The U.S. currently has a shortage of software developers. You may not be able to find any with the specific skillset that you need. Even if you can find someone with the skillset, you may not be able to afford the salaries they expect.
Use the same care and enthusiasm to fill each and every position on your team. If you’re a tech company, it’s easy to think you should splurge on top talent for the dev team. Instead, find someone with a little less experience to lead the marketing side of things.
However, this can easily lead to issues down the road and less success for the company overall.
Starting from the top of the org chart down, each leader needs to be enamored by the vision and ability to drive that into their team or department as they build it out. All departments are critical to have the right leader, even if the department is only one or two people in the beginning.
6. Highlight your MVP to secure funding.
Many entrepreneurs make the mistake of thinking that funding is the first step in starting a tech company. However, it should actually come later in this process. It’s more important to ensure your idea has a market.
Get yourself some early adopters and validate your MVP before obtaining financial backing.
Scaling up funding for self-serve acquisition and improving infrastructure can be productive, but starting large sales and marketing campaigns too early is a common cause of failure.
Seeking funding after you already have a validated MVP and paying customers also will help you compete for investor capital more successfully.
7. Expect to fail.
The critical importance of speed when starting a company means that you’ll make many decisions without extensive study.
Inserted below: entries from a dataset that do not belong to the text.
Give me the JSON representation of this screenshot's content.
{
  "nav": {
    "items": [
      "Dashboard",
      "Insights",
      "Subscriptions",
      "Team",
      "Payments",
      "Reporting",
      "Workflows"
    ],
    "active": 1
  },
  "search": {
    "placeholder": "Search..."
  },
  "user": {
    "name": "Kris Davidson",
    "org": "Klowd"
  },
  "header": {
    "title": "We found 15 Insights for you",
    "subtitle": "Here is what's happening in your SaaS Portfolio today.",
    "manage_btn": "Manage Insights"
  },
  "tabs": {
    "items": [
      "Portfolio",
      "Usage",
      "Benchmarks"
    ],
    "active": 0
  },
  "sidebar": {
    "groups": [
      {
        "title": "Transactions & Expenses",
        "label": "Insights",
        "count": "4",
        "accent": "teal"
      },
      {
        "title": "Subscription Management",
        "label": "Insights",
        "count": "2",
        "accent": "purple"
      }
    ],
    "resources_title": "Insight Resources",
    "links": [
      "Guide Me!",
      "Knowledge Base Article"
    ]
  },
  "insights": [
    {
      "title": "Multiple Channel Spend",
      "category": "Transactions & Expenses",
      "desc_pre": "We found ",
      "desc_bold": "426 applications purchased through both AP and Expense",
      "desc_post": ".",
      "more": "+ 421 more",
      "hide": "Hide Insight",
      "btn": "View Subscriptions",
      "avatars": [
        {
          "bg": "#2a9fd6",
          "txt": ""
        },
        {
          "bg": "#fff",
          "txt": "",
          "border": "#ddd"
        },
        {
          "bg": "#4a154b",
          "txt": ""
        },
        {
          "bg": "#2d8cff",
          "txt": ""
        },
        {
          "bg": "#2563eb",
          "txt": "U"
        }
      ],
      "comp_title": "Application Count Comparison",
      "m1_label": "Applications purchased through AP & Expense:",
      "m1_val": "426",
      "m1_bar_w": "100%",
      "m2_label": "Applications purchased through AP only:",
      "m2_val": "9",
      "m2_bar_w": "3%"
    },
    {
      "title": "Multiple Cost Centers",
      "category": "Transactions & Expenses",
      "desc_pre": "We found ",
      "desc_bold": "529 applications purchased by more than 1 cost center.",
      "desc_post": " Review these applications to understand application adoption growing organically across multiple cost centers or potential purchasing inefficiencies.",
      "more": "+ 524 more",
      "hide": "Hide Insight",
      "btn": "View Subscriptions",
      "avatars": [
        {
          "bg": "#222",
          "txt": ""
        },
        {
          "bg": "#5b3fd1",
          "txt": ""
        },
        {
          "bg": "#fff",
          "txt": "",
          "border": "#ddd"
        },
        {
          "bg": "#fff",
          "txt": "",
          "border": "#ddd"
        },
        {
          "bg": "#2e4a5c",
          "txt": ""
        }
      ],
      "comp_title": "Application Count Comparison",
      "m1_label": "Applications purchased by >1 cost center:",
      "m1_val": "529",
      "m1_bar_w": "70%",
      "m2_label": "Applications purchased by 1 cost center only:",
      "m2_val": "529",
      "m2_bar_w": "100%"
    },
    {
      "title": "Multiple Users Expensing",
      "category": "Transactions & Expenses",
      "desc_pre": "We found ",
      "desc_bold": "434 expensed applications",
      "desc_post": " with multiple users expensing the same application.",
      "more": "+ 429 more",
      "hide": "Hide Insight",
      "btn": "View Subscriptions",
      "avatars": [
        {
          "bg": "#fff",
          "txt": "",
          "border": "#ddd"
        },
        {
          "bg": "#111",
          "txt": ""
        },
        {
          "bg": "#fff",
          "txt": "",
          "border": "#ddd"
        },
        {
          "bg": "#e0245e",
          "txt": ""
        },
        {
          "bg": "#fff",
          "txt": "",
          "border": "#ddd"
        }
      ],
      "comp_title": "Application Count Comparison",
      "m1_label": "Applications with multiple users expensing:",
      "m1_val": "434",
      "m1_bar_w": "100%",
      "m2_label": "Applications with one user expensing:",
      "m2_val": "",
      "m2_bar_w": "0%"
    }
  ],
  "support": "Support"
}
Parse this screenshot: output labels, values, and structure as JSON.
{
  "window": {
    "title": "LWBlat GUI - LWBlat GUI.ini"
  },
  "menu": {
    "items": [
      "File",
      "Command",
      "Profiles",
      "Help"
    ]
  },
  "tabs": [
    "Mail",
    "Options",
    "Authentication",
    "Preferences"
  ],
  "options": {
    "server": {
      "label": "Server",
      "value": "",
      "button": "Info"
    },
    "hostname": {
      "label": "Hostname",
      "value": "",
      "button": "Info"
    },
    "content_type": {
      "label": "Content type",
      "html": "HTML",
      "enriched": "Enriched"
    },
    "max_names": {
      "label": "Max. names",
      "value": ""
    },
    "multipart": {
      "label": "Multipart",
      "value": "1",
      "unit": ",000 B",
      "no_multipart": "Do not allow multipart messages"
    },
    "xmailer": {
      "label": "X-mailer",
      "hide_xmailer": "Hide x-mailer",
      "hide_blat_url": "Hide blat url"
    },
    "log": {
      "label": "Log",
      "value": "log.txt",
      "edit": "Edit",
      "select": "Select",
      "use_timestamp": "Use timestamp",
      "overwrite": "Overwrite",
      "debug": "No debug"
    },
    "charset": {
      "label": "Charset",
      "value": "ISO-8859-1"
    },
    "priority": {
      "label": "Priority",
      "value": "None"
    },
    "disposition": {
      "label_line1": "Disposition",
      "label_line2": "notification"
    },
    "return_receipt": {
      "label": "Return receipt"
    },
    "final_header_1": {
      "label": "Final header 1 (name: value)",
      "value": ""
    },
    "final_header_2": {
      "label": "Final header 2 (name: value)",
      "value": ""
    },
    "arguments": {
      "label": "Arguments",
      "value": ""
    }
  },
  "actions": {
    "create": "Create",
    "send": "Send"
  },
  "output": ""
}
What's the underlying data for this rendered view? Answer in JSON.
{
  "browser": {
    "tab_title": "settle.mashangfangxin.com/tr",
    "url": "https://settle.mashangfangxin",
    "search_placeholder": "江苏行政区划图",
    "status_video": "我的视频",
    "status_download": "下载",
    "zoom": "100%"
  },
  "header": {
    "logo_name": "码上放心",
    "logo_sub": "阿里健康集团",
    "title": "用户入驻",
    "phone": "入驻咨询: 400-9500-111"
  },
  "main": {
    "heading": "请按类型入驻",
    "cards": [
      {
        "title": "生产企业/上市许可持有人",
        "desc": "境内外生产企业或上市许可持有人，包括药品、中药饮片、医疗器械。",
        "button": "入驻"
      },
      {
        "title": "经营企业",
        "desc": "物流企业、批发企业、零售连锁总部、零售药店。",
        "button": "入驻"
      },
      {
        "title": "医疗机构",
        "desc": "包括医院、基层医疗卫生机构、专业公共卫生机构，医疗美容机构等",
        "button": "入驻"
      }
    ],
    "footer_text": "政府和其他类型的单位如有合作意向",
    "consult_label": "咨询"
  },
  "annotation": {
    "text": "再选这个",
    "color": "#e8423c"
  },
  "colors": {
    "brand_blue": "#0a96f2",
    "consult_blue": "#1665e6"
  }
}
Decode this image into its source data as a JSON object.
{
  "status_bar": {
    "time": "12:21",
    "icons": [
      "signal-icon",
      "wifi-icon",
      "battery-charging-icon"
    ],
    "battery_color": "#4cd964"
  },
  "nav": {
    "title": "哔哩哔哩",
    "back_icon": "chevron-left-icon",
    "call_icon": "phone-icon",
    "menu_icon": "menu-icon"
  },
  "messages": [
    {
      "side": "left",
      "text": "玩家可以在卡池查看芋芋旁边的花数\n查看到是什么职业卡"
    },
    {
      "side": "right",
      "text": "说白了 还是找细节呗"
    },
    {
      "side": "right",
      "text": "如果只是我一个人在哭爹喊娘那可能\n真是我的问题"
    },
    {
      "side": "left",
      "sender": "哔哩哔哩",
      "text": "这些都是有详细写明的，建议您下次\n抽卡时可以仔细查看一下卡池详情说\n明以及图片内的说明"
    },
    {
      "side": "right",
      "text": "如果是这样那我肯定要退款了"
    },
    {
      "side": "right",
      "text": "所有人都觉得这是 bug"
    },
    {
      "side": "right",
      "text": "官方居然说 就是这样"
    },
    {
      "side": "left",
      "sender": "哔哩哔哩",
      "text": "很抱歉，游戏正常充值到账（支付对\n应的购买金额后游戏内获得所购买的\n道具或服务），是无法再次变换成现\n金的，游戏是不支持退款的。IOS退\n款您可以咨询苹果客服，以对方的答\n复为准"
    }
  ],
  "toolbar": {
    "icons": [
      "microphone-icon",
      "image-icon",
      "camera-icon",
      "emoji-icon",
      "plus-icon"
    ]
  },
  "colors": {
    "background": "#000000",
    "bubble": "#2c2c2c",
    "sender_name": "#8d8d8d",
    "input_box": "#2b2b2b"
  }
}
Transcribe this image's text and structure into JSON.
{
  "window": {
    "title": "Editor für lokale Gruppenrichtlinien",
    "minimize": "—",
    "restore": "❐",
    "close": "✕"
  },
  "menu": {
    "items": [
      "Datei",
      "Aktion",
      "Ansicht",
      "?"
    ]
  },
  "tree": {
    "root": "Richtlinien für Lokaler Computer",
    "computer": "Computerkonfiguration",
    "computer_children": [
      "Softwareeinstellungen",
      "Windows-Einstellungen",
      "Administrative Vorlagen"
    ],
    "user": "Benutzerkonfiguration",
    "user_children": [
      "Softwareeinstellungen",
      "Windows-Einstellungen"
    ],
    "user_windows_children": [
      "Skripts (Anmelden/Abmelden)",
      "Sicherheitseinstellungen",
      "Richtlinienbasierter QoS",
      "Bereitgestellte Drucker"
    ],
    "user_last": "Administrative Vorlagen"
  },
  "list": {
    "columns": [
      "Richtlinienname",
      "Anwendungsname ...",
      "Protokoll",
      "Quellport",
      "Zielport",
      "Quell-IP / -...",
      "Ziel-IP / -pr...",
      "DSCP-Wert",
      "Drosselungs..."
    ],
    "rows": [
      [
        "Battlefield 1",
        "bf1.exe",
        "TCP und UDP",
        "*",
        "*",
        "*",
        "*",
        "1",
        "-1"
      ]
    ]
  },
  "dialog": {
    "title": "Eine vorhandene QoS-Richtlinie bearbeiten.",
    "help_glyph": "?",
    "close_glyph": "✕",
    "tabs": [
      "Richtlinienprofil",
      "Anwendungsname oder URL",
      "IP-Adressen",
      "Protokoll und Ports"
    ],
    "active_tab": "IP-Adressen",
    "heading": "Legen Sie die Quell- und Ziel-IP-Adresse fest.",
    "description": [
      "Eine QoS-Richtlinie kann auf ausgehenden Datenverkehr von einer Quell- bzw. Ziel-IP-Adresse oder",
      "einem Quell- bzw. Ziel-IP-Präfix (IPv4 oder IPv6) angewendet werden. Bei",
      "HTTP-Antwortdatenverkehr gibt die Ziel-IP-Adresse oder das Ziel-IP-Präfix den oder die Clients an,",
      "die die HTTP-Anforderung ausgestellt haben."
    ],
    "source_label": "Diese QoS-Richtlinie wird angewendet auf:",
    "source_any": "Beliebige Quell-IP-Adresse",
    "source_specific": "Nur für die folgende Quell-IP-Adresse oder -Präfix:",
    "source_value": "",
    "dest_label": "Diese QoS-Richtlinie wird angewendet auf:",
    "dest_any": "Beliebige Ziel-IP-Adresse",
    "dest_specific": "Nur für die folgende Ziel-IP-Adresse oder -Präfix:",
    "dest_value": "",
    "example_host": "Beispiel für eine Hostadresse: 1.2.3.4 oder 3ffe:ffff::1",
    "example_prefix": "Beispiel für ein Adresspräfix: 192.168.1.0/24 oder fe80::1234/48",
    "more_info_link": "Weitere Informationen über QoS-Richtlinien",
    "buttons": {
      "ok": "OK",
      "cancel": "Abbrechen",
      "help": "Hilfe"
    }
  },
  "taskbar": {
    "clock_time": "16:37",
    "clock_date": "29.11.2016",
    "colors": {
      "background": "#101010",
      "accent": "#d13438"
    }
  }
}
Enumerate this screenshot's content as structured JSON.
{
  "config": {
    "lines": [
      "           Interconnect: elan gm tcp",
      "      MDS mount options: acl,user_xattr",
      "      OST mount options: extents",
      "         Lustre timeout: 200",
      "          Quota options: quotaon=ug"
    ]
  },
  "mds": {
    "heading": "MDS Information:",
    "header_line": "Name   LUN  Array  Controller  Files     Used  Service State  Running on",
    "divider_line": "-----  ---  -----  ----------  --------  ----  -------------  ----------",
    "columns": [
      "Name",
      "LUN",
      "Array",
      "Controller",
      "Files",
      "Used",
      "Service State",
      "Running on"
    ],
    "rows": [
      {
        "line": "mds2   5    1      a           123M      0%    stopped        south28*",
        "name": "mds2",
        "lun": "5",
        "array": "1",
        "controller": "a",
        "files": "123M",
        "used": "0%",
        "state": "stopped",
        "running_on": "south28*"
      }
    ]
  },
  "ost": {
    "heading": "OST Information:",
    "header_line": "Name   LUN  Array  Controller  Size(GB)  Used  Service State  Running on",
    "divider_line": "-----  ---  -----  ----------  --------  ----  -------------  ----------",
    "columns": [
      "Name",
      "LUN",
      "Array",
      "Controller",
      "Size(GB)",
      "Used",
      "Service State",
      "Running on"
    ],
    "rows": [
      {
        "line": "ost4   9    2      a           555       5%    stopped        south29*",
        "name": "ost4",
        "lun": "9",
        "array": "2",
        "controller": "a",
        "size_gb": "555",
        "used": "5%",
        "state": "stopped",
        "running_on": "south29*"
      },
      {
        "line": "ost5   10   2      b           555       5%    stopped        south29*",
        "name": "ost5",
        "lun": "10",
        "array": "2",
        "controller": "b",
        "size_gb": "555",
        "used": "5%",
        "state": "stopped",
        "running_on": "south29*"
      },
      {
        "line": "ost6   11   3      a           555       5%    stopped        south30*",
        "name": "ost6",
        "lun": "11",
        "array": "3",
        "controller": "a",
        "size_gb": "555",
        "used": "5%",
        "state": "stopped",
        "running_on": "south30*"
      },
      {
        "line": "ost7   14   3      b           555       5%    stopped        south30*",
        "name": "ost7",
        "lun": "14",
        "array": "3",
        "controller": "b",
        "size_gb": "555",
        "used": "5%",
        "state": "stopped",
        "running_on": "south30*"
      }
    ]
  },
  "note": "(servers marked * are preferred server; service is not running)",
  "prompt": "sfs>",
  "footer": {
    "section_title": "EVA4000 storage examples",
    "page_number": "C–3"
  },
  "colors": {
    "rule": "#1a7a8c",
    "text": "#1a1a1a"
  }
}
Some of these choices will be incorrect, resulting in a temporary setback. It’s vital to view decisions as changeable, making them opportunities for improvement.
Rapid decisions are part of the calculated risk-taking that’s part of launching a startup, but that doesn’t mean you should simply throw money at a project.
Building your own company also requires you to be pragmatic when making decisions. This is especially true when they involve assessing your own weaknesses.
The uncertainty of a volatile market combined with the unpredictability of a team poses a substantial risk by itself. Furthermore, the complexity and rapid advances of technology ensure that few tech startups will survive.
On the other hand, this fact allows entrepreneurs who use the right strategy to outcompete those trying to build a tech company the wrong way.
Keep these tips in mind to have a leg up on your competition and get your company started well.